Located eighty miles north of Portland is the Town of Farmington, the seat of Franklin County, which was founded in 1776. Veterans of the American Revolution seeking to escape the economic hardships of coastal towns like Portland and Boston were lured by the fertile land along western Maine’s Sandy River. Rich in hardwood and softwood forests, with good alluvial soil, Farmington became a bustling hub for lumber and agriculture, including livestock and the production of corn, grain, and hay. In 1840 the Maine State Legislature granted the Franklin County Agricultural Society a charter for the purpose of creating a fair, which has been held annually ever since.
The Agricultural Society’s first fair was held in the “Center Village” and featured a cattle show. Eighteen years later the three-day fair moved to Norton Flats, a twenty-acre rented site located a mile outside Farmington. By 1859 horse racing had been included in the fair program in addition to livestock showing, cooking exhibits, and displays of farming equipment. When the North Flats lease expired in 1878, the Society purchased an eighteen-acre tract on High Street and built exhibit halls and a covered grandstand for horse racing, which remains there today. Subesequent additions to the fairgrounds include a parking lot (1921) and a car barn (1970).

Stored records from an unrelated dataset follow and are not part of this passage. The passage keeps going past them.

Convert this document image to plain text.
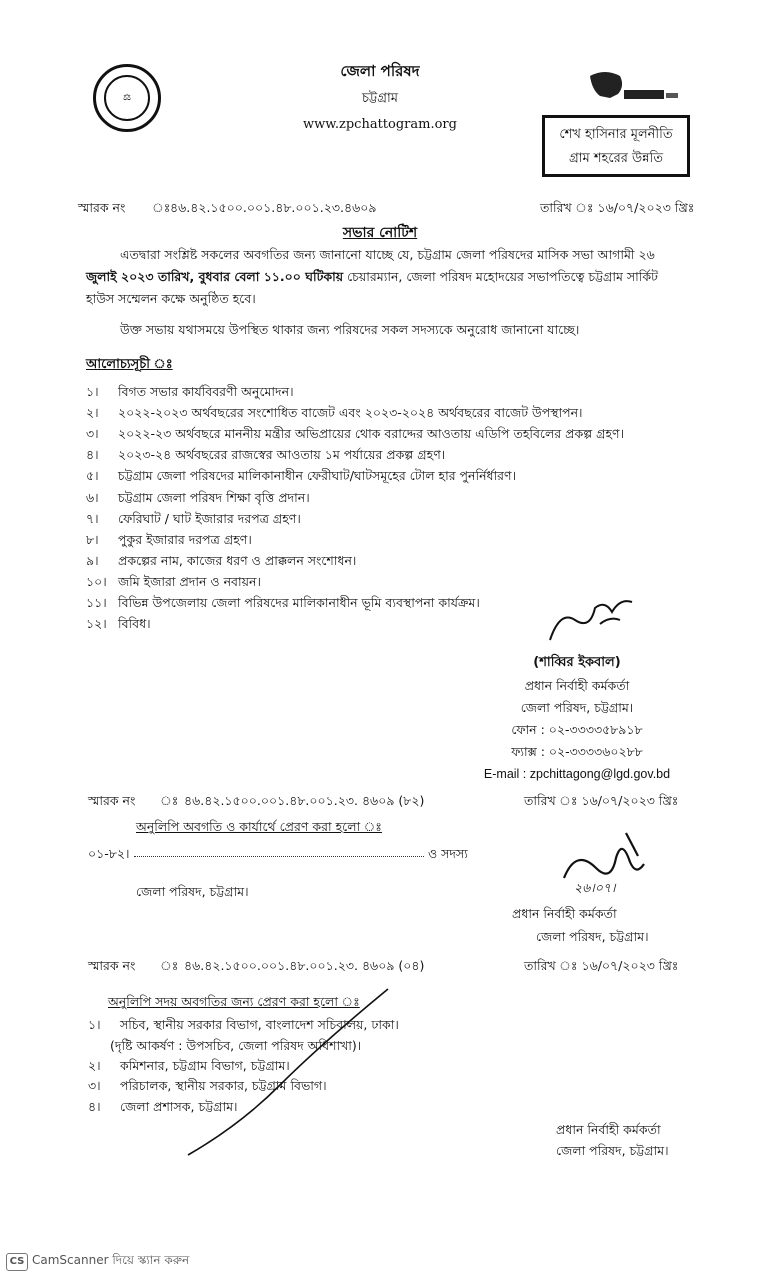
⚖
জেলা পরিষদ
চট্টগ্রাম
www.zpchattogram.org
শেখ হাসিনার মূলনীতি
গ্রাম শহরের উন্নতি
স্মারক নং ঃ ৪৬.৪২.১৫০০.০০১.৪৮.০০১.২৩.৪৬০৯	তারিখ ঃ ১৬/০৭/২০২৩ খ্রিঃ
সভার নোটিশ
এতদ্বারা সংশ্লিষ্ট সকলের অবগতির জন্য জানানো যাচ্ছে যে, চট্টগ্রাম জেলা পরিষদের মাসিক সভা আগামী ২৬
জুলাই ২০২৩ তারিখ, বুধবার বেলা ১১.০০ ঘটিকায় চেয়ারম্যান, জেলা পরিষদ মহোদয়ের সভাপতিত্বে চট্টগ্রাম সার্কিট
হাউস সম্মেলন কক্ষে অনুষ্ঠিত হবে।
উক্ত সভায় যথাসময়ে উপস্থিত থাকার জন্য পরিষদের সকল সদস্যকে অনুরোধ জানানো যাচ্ছে।
আলোচ্যসূচী ঃ
১।	বিগত সভার কার্যবিবরণী অনুমোদন।
২।	২০২২-২০২৩ অর্থবছরের সংশোধিত বাজেট এবং ২০২৩-২০২৪ অর্থবছরের বাজেট উপস্থাপন।
৩।	২০২২-২৩ অর্থবছরে মাননীয় মন্ত্রীর অভিপ্রায়ের থোক বরাদ্দের আওতায় এডিপি তহবিলের প্রকল্প গ্রহণ।
৪।	২০২৩-২৪ অর্থবছরের রাজস্বের আওতায় ১ম পর্যায়ের প্রকল্প গ্রহণ।
৫।	চট্টগ্রাম জেলা পরিষদের মালিকানাধীন ফেরীঘাট/ঘাটসমূহের টোল হার পুনর্নির্ধারণ।
৬।	চট্টগ্রাম জেলা পরিষদ শিক্ষা বৃত্তি প্রদান।
৭।	ফেরিঘাট / ঘাট ইজারার দরপত্র গ্রহণ।
৮।	পুকুর ইজারার দরপত্র গ্রহণ।
৯।	প্রকল্পের নাম, কাজের ধরণ ও প্রাক্কলন সংশোধন।
১০। জমি ইজারা প্রদান ও নবায়ন।
১১। বিভিন্ন উপজেলায় জেলা পরিষদের মালিকানাধীন ভূমি ব্যবস্থাপনা কার্যক্রম।
১২। বিবিধ।
(শাব্বির ইকবাল)
প্রধান নির্বাহী কর্মকর্তা
জেলা পরিষদ, চট্টগ্রাম।
ফোন : ০২-৩৩৩৩৫৮৯১৮
ফ্যাক্স : ০২-৩৩৩৩৬০২৮৮
E-mail : zpchittagong@lgd.gov.bd
স্মারক নং ঃ ৪৬.৪২.১৫০০.০০১.৪৮.০০১.২৩. ৪৬০৯ (৮২)	তারিখ ঃ ১৬/০৭/২০২৩ খ্রিঃ
অনুলিপি অবগতি ও কার্যার্থে প্রেরণ করা হলো ঃ
০১-৮২।	ও সদস্য
জেলা পরিষদ, চট্টগ্রাম।	২৬।০৭।
প্রধান নির্বাহী কর্মকর্তা
জেলা পরিষদ, চট্টগ্রাম।
স্মারক নং ঃ ৪৬.৪২.১৫০০.০০১.৪৮.০০১.২৩. ৪৬০৯ (০৪)	তারিখ ঃ ১৬/০৭/২০২৩ খ্রিঃ
অনুলিপি সদয় অবগতির জন্য প্রেরণ করা হলো ঃ
১। সচিব, স্থানীয় সরকার বিভাগ, বাংলাদেশ সচিবালয়, ঢাকা।
(দৃষ্টি আকর্ষণ : উপসচিব, জেলা পরিষদ অধিশাখা)।
২। কমিশনার, চট্টগ্রাম বিভাগ, চট্টগ্রাম।
৩। পরিচালক, স্থানীয় সরকার, চট্টগ্রাম বিভাগ।
৪। জেলা প্রশাসক, চট্টগ্রাম।
প্রধান নির্বাহী কর্মকর্তা
জেলা পরিষদ, চট্টগ্রাম।
CS CamScanner দিয়ে স্ক্যান করুন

In the second half of the nineteenth century, farm abandonment plagued Franklin County along with the rest of New England. However, as the County Seat and home of both a normal school (now the University of Maine at Farmington) and the County Fair, the Town of Farmington thrived. Today the fairgrounds are over twenty acres and contain over thirty-eight buildings or event sites including the half-mile horse track that also hosts truck pulls and demolition derbies. Nearby is the racehorse barn and a pari-mutuel betting building. As in the past there are sheep and hog barns, draft horse barns, horse show rings, and cattle and poultry sheds. There is also a blacksmith shop, the Little Red Schoolhouse (also known as Briggs Schoolhouse), and a maple syrup house. Almost all the buildings are frame structures that are painted white (with the exception of the Little Red Schoolhouse), and apparently located on the site without any guiding plan. In addition to horseracing and livestock displays, the current six-day October fair includes a 4-H Club Show, oxen and steer pulls, baking contests, and, of course, country music.
References
Day, Clarence A. Farming in Maine: 1860–1940.Orono: University of Maine Press, 1963.
Ross, Mildred Luce, and Donald Fletcher. History of the Farmington Fair, 1840–1990.Farmington, ME: Franklin Printing, 1991.